完全直腸脱カンゼンチョクチョウダツ

完全直腸脱はどんな病気?
完全直腸脱とは、直腸脱のうちでも直腸が完全に肛門の外に出てしまうことで、女性や高齢者に多い病気であると言えます。完全直腸脱を患ってしまうと排便が困難になってしまったり、便が漏れてしまう場合もあるのです。治療法としては外科的手術が必要となります。現代社会が高齢化したことにより完全直腸脱に苦しむ人は年々増加の傾向にあります。

完全直腸脱の症状
完全直腸脱の症状は、初期は主に排便時に3、4センチ程度直腸が肛門から外に脱出します。初期段階では脱出した直腸は自然にもとに戻ります。症状が進行すると、肛門から脱出する長さが10から20センチ以上に増大することがあり、こうなると自然にはもとに戻らなくなります。また直腸の脱出に伴い、分泌物の増加、出血や便失禁の症状が現れます。

完全直腸脱の原因
完全直腸脱の原因は、現在のところ、まだはっきりしません。肛門の括約筋や直腸を支えていた体の組織が弱まって起こるという説が有力です。しかし、S字結腸が直腸に入り込んで完全直腸脱になるという説もあります。排便に関連したその他の筋肉の機能失調が原因であるとする説もあります。先天的な原因では、直腸がしっかり固定されていないことなどもあげられます。

完全直腸脱の検査と診断
完全直腸脱の検査方法は、まず医師との問診から始まります。そして、診察室で、医師が肛門から腸が脱出しているか視診をします。脱出が確認出来なければ、怒責診といわれるトイレにしゃがんでいきむところを確認します。
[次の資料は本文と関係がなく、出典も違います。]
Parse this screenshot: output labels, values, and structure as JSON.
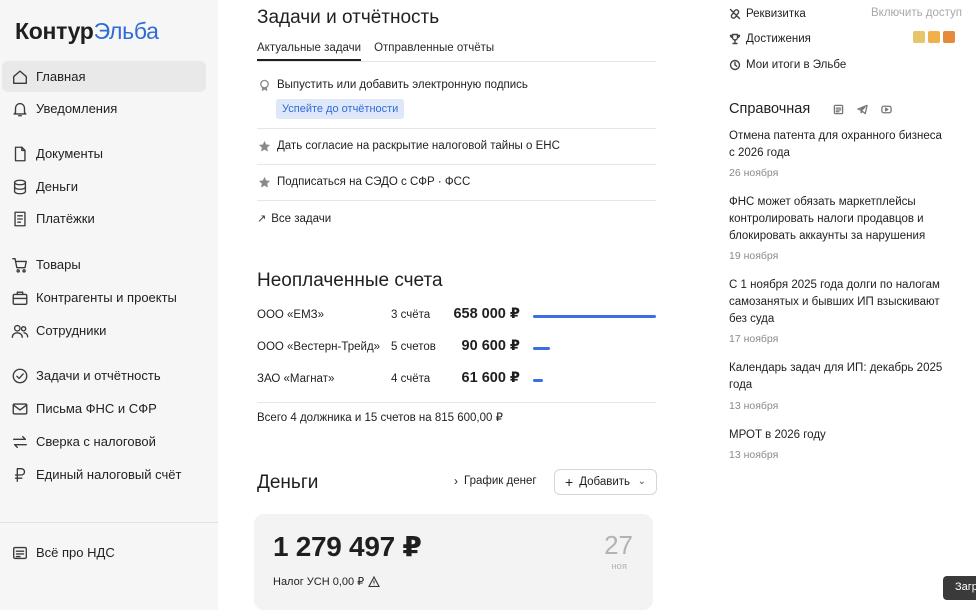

手術の前にはさらに検査が必要になり、肛門内圧検査と大腸内視鏡検査が行われ、肛門の閉まり具合をみたり、ガンの有無を確認する必要があります。

完全直腸脱の治療方法
完全直腸脱の治療法の手術は2タイプあり、直腸を上側に持ち上げる方法と直腸側から頭側に押し上げる方法です。肛門の周りをナイロンを使って締めたり、粘膜を縫い縮めることも行って治療します。その他にも肛門をそのままにして余った腸管を剥がして縫うことや腸管を切除する施術もあり、どれも病院に一泊程度の入院で済み、症状に合わせて治療法が決められます。